Note: When an account is linked in the matrix, whether it is the current binder or an external binder, the loan matrix will be added as a record against that account.
Example of a populated loan matrix with balance discrepancies:
If the loan balances between two entities agree, the account against which the loan matrix has been added to will display the 'Reconciled' status.
Tip: The matrix will display a black border around the cell which contains the balance of the account you are currently in. For example, in the following screenshot, the user has opened the loan matrix from account 600 "Loan to - The Emirates" which has a debit balance of $300,000. This balance is reflected in the matrix under the "In Arteta We Trust 2024 Accounts and Tax" binder (the current binder), in the black-bordered cell
Adding multiple loan accounts into a cell
You can add multiple loan accounts into a cell where there are multiple loans to be reconciled between two entities.

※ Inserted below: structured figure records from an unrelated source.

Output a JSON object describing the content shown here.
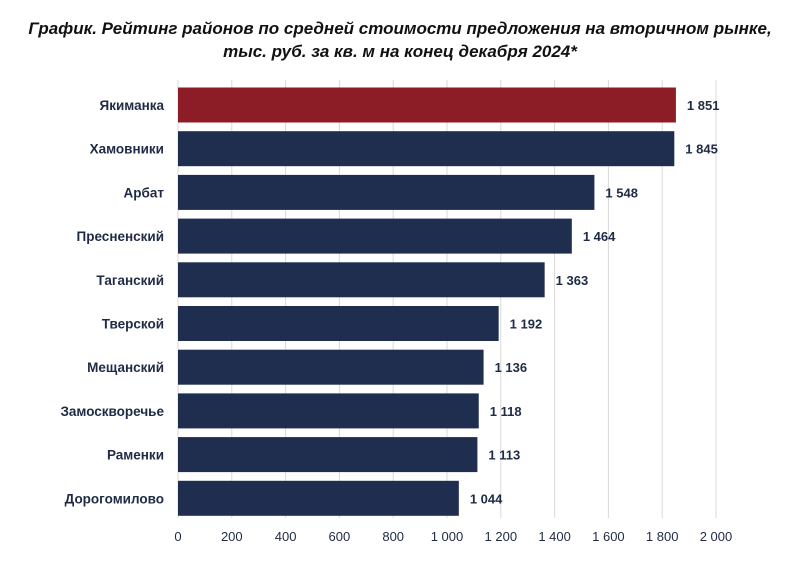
{
  "chart_data": {
    "type": "bar",
    "orientation": "horizontal",
    "title_line1": "График. Рейтинг районов по средней стоимости предложения на вторичном рынке,",
    "title_line2": "тыс. руб. за кв. м на конец декабря 2024*",
    "categories": [
      "Якиманка",
      "Хамовники",
      "Арбат",
      "Пресненский",
      "Таганский",
      "Тверской",
      "Мещанский",
      "Замоскворечье",
      "Раменки",
      "Дорогомилово"
    ],
    "values": [
      1851,
      1845,
      1548,
      1464,
      1363,
      1192,
      1136,
      1118,
      1113,
      1044
    ],
    "value_labels": [
      "1 851",
      "1 845",
      "1 548",
      "1 464",
      "1 363",
      "1 192",
      "1 136",
      "1 118",
      "1 113",
      "1 044"
    ],
    "xlim": [
      0,
      2000
    ],
    "xticks": [
      0,
      200,
      400,
      600,
      800,
      1000,
      1200,
      1400,
      1600,
      1800,
      2000
    ],
    "xtick_labels": [
      "0",
      "200",
      "400",
      "600",
      "800",
      "1 000",
      "1 200",
      "1 400",
      "1 600",
      "1 800",
      "2 000"
    ],
    "grid": "vertical",
    "legend": "none",
    "colors": {
      "highlight": "#8c1c25",
      "bar": "#1f2d4e",
      "grid": "#d9d9d9",
      "text": "#1f2a44"
    },
    "highlight_index": 0
  }
}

Where there are multiple loan accounts linked to one related entity, the loan matrix slideout will display a summary which breaks down the accounts that are linked. This summary will only be shown if the loan matrix record has been opened from any of those multiple accounts.
Manually Create Entities in the Loan Matrix
In our March 2025 update, we have released the ability for users to create entities manually in a loan matrix without needing to link to a binder. This is especially useful when these entities are not clients of the firm.